One of the most irritating aspects of this whole debate is that I find myself being dragged into it unwillingly. As a Gladstonian, I regret most of our imperial moment. We should have contented ourselves with coaling stations and trading posts rather than assuming responsibility for vast and expensive tracts of land. This was also, incidentally, the view of the Colonial Office throughout the nineteenth century. They knew that the British paid far higher taxes than their imperial subjects (who also benefited from lower taxes than the rest of the world). If the Empire was an attempt at exploitation, it was stunningly ineffective.

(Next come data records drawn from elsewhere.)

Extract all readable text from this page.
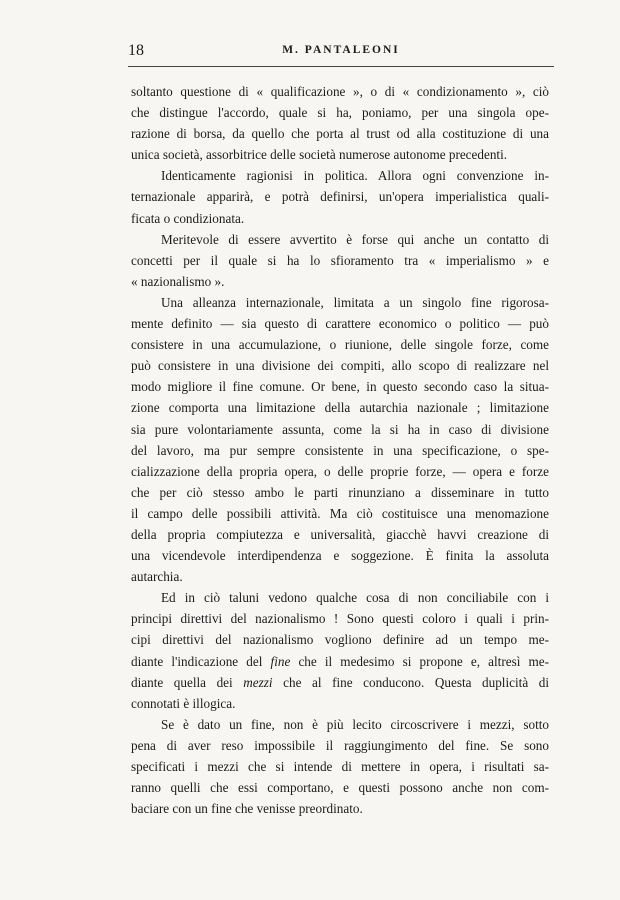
18	M. PANTALEONI

soltanto questione di « qualificazione », o di « condizionamento », ciò
che distingue l'accordo, quale si ha, poniamo, per una singola ope-
razione di borsa, da quello che porta al trust od alla costituzione di una
unica società, assorbitrice delle società numerose autonome precedenti.

Identicamente ragionisi in politica. Allora ogni convenzione in-
ternazionale apparirà, e potrà definirsi, un'opera imperialistica quali-
ficata o condizionata.

Meritevole di essere avvertito è forse qui anche un contatto di
concetti per il quale si ha lo sfioramento tra « imperialismo » e
« nazionalismo ».

Una alleanza internazionale, limitata a un singolo fine rigorosa-
mente definito — sia questo di carattere economico o politico — può
consistere in una accumulazione, o riunione, delle singole forze, come
può consistere in una divisione dei compiti, allo scopo di realizzare nel
modo migliore il fine comune. Or bene, in questo secondo caso la situa-
zione comporta una limitazione della autarchia nazionale ; limitazione
sia pure volontariamente assunta, come la si ha in caso di divisione
del lavoro, ma pur sempre consistente in una specificazione, o spe-
cializzazione della propria opera, o delle proprie forze, — opera e forze
che per ciò stesso ambo le parti rinunziano a disseminare in tutto
il campo delle possibili attività. Ma ciò costituisce una menomazione
della propria compiutezza e universalità, giacchè havvi creazione di
una vicendevole interdipendenza e soggezione. È finita la assoluta
autarchia.

Ed in ciò taluni vedono qualche cosa di non conciliabile con i
principi direttivi del nazionalismo ! Sono questi coloro i quali i prin-
cipi direttivi del nazionalismo vogliono definire ad un tempo me-
diante l'indicazione del fine che il medesimo si propone e, altresì me-
diante quella dei mezzi che al fine conducono. Questa duplicità di
connotati è illogica.

Se è dato un fine, non è più lecito circoscrivere i mezzi, sotto
pena di aver reso impossibile il raggiungimento del fine. Se sono
specificati i mezzi che si intende di mettere in opera, i risultati sa-
ranno quelli che essi comportano, e questi possono anche non com-
baciare con un fine che venisse preordinato.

And, of course, I dislike the repression – notably in India, Cyprus, Kenya and Burma. (Ireland, which was considered a core part of Britain rather than a colonial possession, was a different story.)

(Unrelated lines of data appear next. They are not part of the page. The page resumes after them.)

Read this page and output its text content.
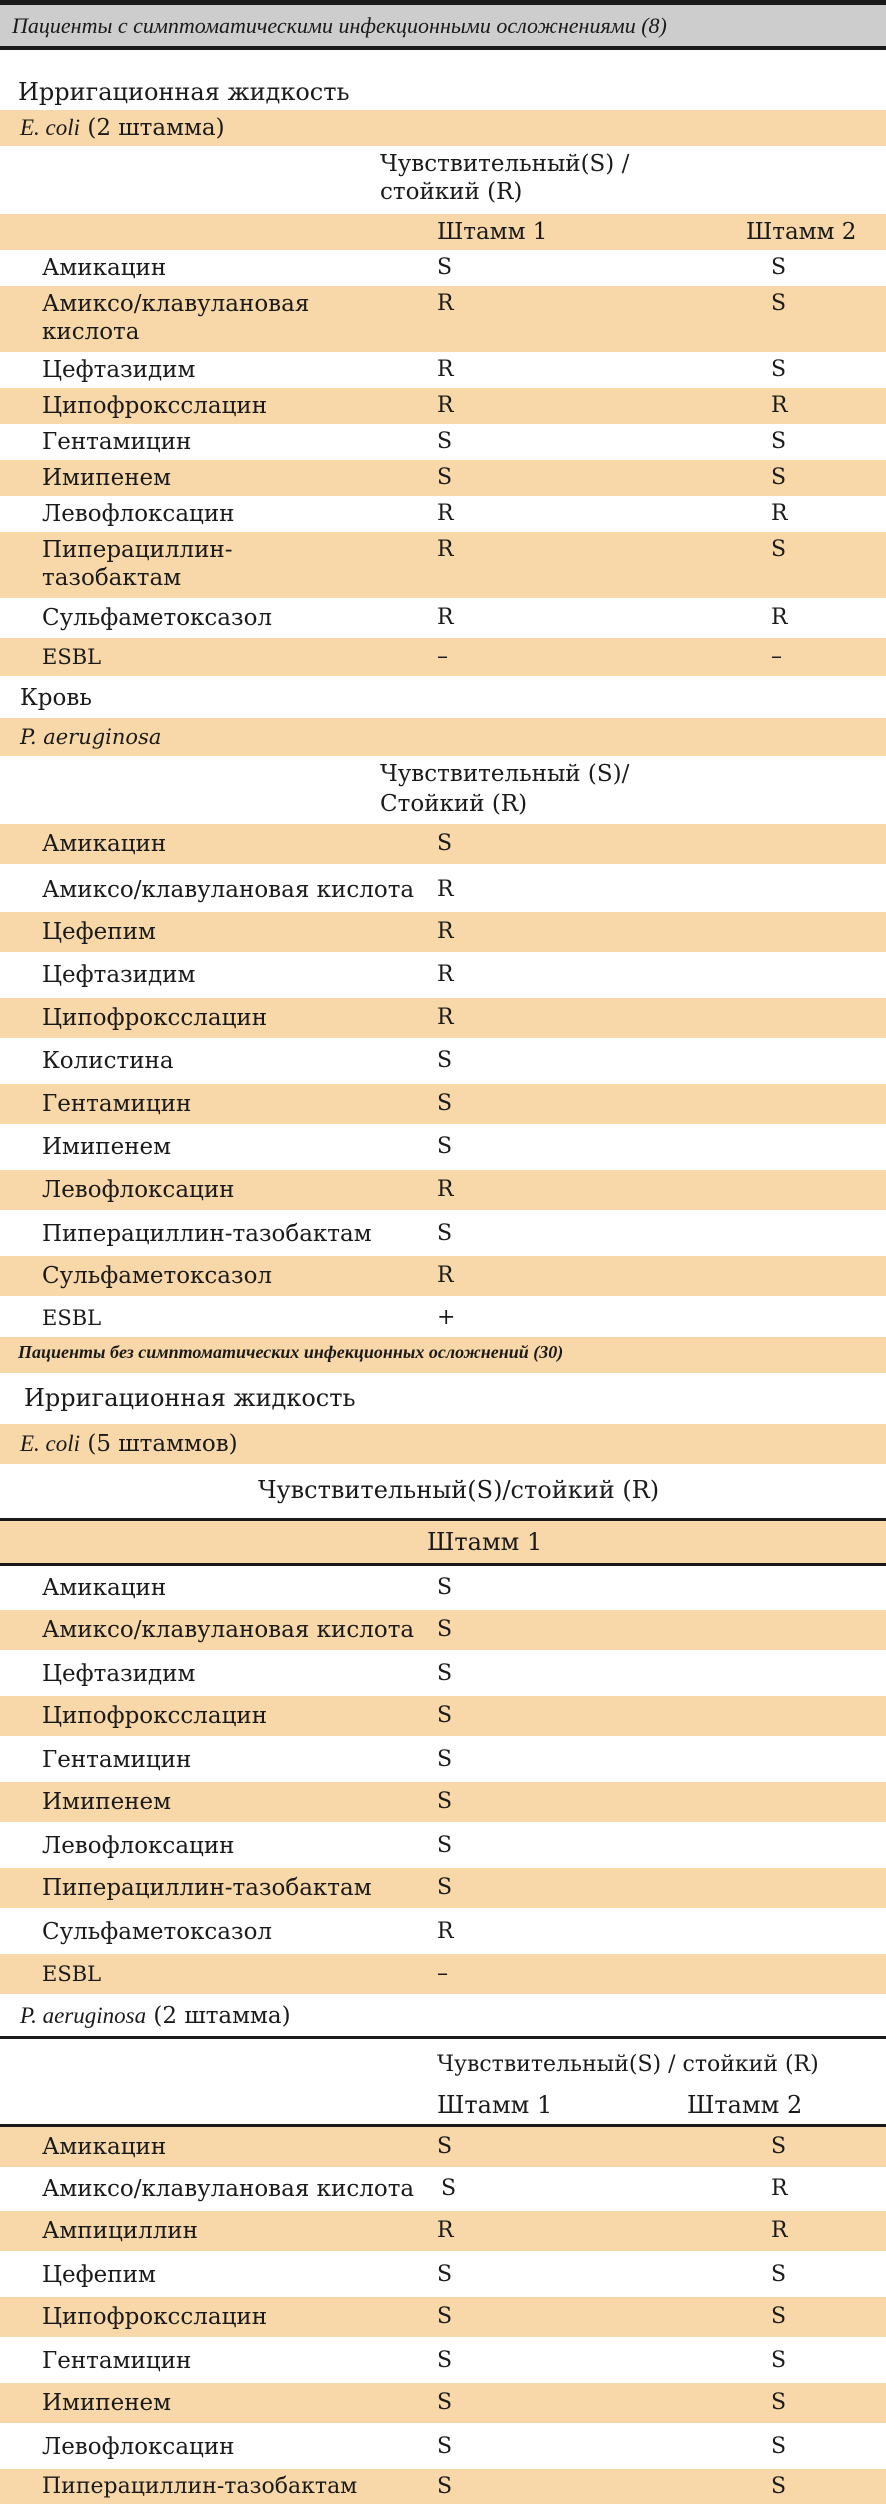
Пациенты с симптоматическими инфекционными осложнениями (8)
Ирригационная жидкость
E. coli (2 штамма)
Чувствительный(S) /
стойкий (R)
Штамм 1	Штамм 2
Амикацин	S	S
Амиксо/клавулановая
кислота
R	S
Цефтазидим	R	S
Ципофроксслацин	R	R
Гентамицин	S	S
Имипенем	S	S
Левофлоксацин	R	R
Пиперациллин-
тазобактам
R	S
Сульфаметоксазол	R	R
ESBL	–	–
Кровь
P. aeruginosa
Чувствительный (S)/
Стойкий (R)
Амикацин	S
Амиксо/клавулановая кислота R
Цефепим	R
Цефтазидим	R
Ципофроксслацин	R
Колистина	S
Гентамицин	S
Имипенем	S
Левофлоксацин	R
Пиперациллин-тазобактам	S
Сульфаметоксазол	R
ESBL	+
Пациенты без симптоматических инфекционных осложнений (30)
Ирригационная жидкость
E. coli (5 штаммов)
Чувствительный(S)/стойкий (R)
Штамм 1
Амикацин	S
Амиксо/клавулановая кислота S
Цефтазидим	S
Ципофроксслацин	S
Гентамицин	S
Имипенем	S
Левофлоксацин	S
Пиперациллин-тазобактам	S
Сульфаметоксазол	R
ESBL	–
P. aeruginosa (2 штамма)
Чувствительный(S) / стойкий (R)
Штамм 1	Штамм 2
Амикацин	S	S
Амиксо/клавулановая кислота S	R
Ампициллин	R	R
Цефепим	S	S
Ципофроксслацин	S	S
Гентамицин	S	S
Имипенем	S	S
Левофлоксацин	S	S
Пиперациллин-тазобактам	S	S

Still, as I frequently find myself reminding anti-colonialists, the British Empire had a self-dissolving quality. Its administrators spoke of “stewardship”, and brought most of their colonies to independence without a shot being fired in anger – an extraordinary and unsung achievement.
Several countries petitioned to join. Some, like Malta, were admitted; others, like Uruguay and Ethiopia, were not. Why did they ask? Perhaps because, in many parts of the world, Britain was seen as the sort of adult that a lost child might approach. People in the Empire were, on most measures, vastly better off than the people living under German or Belgian or Japanese rule. And the authorities in London at least tried to keep colonists in some kind of check. It is hard to argue that indigenous populations were worse off under British rule than in autonomous settler states such as Argentina, the USA or the Boer republics.
The Empire was self-dissolving because the British have a peculiar obsession with representative government. The same obsession makes the UK uniquely sanguine about its own potential dismemberment. Those separatists raging at the Supreme Court might ask whether Corsica or Bavaria or Lombardy would have been offered a 2014-style referendum.
Our obsession with representative government, personal freedom, private property and independent courts defines us as a nation. And that obsession, albeit worn lightly, drives our enemies to distraction.
Listen, for example, to how Vladimir Putin talks of the current war. Russia, he says, is fighting against the West’s determination to impose liberal values everywhere. What liberal values? Freedom from arbitrary arrest, uncensored broadcasters, genuine elections, that sort of thing. He correctly associates liberal values with Britain, for no country has done more to disseminate them.
That dissemination happened partly through example and partly through imposition. Some countries saw that our liberal institutions had made us rich and free, and chose to copy them. Others had liberal institutions forced on them by colonial authorities, and were left to decide, after independence, whether to keep them.
But does the fact of having exported these values really make us the baddies? Would people rather live in a world dominated by Erdogans and Xis? I have a nasty feeling that we might soon find out.